Beijing fest kicks off with success

Hungry buyers swamp newest Chinese market

BEIJING — Showcasing the world’s fastest-growing biz was going to be a challenge for the folks behind the inaugural Beijing Film Fest, and while it had been a choppy ride in terms of logistics and communication in the run-up to the event, organizer Li Chunliang was justified in hailing the fest as a success as visitors headed home last week.

“The festival proved to be a platform for world filmmakers and film festival chairmen to discuss developments in the industry, and for film buyers and sellers to share business opportunities,” Li says.

Beijing fest organizers say that 334 film institutions and shingles from China and overseas, with more than 800 professionals, attended the fest, and 100 of these players publicly announced 256 contracts worth around $427 million while they were here.

Most of these deals had been in the works already, but the big public signing ceremonies were a definite statement of intent.

The event had its fair share of celebs — among those attending were local heroes Feng Xiaogang, Zhang Ziyi and Fan Bingbing, and Hong Kong superstars John Woo and Jackie Chan, while Hollywood was represented by helmers Darren Aronofsky and Rob Minkoff, as well as key industry players in areas from entertainment to 3D to open trading and the fight against piracy.

Among the films shown were “Black Swan,” which might have struggled for a China release given its dark subject matter, had not Aronofsky shown up at the fest.

In a nice irony, “The Social Network” was also screened — a film about Facebook in a country where Facebook is banned by the Great Firewall of China.

Motion Picture Assn. Asia Pacific prexy/m.d. Mike Ellis was there to eloquently argue the studios’ case for greater access to the booming Chinese market.

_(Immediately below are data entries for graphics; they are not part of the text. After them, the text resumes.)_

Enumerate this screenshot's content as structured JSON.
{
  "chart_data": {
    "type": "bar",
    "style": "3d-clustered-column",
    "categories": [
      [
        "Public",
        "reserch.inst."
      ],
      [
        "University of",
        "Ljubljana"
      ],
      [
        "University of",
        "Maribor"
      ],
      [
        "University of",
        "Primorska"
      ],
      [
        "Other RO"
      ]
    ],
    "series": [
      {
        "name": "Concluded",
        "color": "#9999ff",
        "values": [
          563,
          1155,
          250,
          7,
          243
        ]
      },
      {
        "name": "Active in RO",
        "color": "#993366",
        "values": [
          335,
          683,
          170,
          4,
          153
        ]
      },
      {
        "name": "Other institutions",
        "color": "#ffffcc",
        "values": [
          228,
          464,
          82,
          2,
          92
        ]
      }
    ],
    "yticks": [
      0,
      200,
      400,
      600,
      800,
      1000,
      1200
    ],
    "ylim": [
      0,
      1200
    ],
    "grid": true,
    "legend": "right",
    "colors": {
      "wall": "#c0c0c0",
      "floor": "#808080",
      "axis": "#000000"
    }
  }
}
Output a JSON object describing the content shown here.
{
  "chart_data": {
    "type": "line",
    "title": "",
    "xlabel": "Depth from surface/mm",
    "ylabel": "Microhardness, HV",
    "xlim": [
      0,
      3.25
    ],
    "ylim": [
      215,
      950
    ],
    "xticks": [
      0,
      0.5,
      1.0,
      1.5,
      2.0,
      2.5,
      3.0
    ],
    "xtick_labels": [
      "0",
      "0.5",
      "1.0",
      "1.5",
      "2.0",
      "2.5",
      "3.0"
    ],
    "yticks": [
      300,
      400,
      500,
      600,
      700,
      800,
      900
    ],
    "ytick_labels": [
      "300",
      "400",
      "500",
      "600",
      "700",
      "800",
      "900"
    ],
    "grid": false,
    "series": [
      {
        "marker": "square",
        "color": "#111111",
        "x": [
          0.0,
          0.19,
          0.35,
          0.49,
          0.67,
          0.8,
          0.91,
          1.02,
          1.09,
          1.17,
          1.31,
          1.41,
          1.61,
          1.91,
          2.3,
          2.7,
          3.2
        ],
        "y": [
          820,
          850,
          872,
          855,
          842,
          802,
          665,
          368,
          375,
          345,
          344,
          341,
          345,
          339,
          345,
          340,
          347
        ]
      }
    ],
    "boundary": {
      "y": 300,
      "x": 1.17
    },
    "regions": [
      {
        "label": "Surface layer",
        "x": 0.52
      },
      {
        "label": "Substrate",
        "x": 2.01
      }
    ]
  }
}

And what a boom it is — B.O. topped a boffo $1.5 billion last year, up 40% on 2009, and a record 450 films were made and screened on the Mainland. In a telling remark, producer Gao Xiulan said that local filmmakers needed to stay focused despite the boom in the biz, and not allow domestic strength to distract from international opportunities.

“A lot of hot money has flowed in, but we should keep cool-headed,” Gao said. “Producers need to be responsible to their investors. We should aim not only to attract a domestic audience, but also a foreign audience.”

Bai Qiang, prexy of the 3D China shingle, says his booth in the market section of the fest had worked out very well.

“We were overrun with people, lots of interest,” he said. “The only complaint was that we didn’t have enough 3D glasses.”

Consensus among attendees was that the Beijing fest market was much easier to negotiate than the market at the Shanghai fest. There had been speculation in the run-up to Beijing that it would overwhelm the Shanghai fest in June.

In truth, there is probably room in this country of 1.4 billion people for two major film festivals. Shanghai remains a more cosmopolitan city, too, and the arrival of the Beijing event appears to have prompted the SIFF organizers to get busy, introducing new elements, such as its first Mobile Film Festival section.

The Beijing fest was low on meaningful preems, and missed out by not programming a competition and prizes.

Nevertheless, having a film festival in Beijing makes sense, and was probably long overdue.

Most of the biz is located in the capital, because this is where the decisions are made on what movies get made and shown, as the country’s chief regulator, the State Administration of Radio, Film and TV, is in Beijing. It’s here, too, that the Film Bureau decides the fate of new projects.

Just how much censorship played a role in the fest was always a question, and the poor flow of information in the run-up to the event augured badly, as did the decision to cancel a news conference a few days before the fest, and an attempt to keep media out of the forums.

Open question and answer sessions at government events are as rare as hen’s teeth, and it looked like the Beijing Film Festival would be no exception.

In the end, however, the fest proved to be relatively open, and reporters were ultimately allowed to attend many of the forums.

The fest clearly met a need in what is a hungry market. Everyone leaving the forums was mobbed for business cards.

Beijing joins the swelling ranks of Asian fests competing for international attention, including Tokyo, Pusan, Shanghai and ScreenSingapore, which is due to bow in June. There is every reason to believe that it will prevail.